Simplicidade colorida de azul com um guache de água de colónia, seria certamente algo apetecível pelo cheiro, nem que fosse... Um alfinete-de-ama embebido em leite, uma sobremesa nova... E a imaginação, um rosto desfigurado de real...

sexta-feira, agosto 12, 2005

Uma história pequena.

Esta pretende ser uma história pequena.
Uma história composta por 4 miúdos + 1.
Eu explico.
Eram 4 miúdos, irmãos, todos seguidinhos uns aos outros. Alinhados, formavam uma escada humana quase perfeita, quer no que diz respeito às respectivas alturas, quer no que toca às suas idades.
Rapazes tristes.
Todos maltratados pela vida rude que tinham.
A casa era pequena para tanta gente. A comida falhava às vezes se bem que a pancada, essa, lhes fosse oferecida todo o santo dia, à sobremesa.
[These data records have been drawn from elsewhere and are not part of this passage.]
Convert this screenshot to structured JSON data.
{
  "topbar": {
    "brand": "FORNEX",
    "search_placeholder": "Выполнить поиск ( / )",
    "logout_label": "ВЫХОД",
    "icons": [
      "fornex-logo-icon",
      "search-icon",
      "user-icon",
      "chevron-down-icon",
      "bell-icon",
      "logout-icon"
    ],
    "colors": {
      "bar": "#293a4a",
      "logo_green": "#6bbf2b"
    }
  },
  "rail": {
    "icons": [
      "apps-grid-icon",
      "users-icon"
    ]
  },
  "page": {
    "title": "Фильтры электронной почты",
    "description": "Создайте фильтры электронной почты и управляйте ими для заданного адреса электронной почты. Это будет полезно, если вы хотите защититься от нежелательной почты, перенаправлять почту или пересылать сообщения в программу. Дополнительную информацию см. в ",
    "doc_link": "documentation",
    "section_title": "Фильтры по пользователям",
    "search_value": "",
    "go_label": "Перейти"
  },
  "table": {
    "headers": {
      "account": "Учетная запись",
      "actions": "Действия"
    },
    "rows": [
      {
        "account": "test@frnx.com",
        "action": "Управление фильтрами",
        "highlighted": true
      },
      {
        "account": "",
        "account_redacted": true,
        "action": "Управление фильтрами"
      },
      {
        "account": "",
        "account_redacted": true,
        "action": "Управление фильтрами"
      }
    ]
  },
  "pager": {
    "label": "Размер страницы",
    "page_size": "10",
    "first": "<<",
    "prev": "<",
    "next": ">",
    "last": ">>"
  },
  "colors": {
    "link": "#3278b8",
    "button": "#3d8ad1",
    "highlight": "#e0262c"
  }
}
Por vezes vinha até mais cedo, logo de manhã pela fresquinha, antes de irem para a escola.

Vi-os crescer da janela do meu quarto, isto é, sei que cresceram porque ainda hoje os revi a todos e pude observar que se mantiveram de pé. Alguns estão tão altos quanto pilares de ferro e betão, daqueles que sustêm os prédios modernos.
Outrora, padeciam de reumatismo precoce, alguns pareciam raquíticos, todos com ar adoentado.
Eram excelentes actores. Comoviam-me com a performance que constantemente mantinham, visando disfarçar a vergonha, a humilhação, a fome de afecto que sobejava dentro deles.

O então mais novo, tinha problemas com a aprendizagem escolar. Dizia-se. Aliás, todos eles eram fracos alunos e, por isso, todos vestiram cedo fatos de macaco e demais vestimentas de luxo, bem adornadas e macias. O pai não dispensava um bom whisky a seguir ao jantar. Fazia parte da tradição daquela gente.
Ajudei-o a ler melhor e a brincar com os jogos que eram do meu irmão e que ele nunca tinha visto. Não sei se era miopia. Não sei se era a atenção que lhe dedicava só a ele que o encantava. Hoje, brilharam-lhe os olhos mais uma vez quando me viu. Faz 18 anos. Parabéns. Estás tão crescido, ou será que fui eu que envelheci? Não importa muito pois não? Rimos.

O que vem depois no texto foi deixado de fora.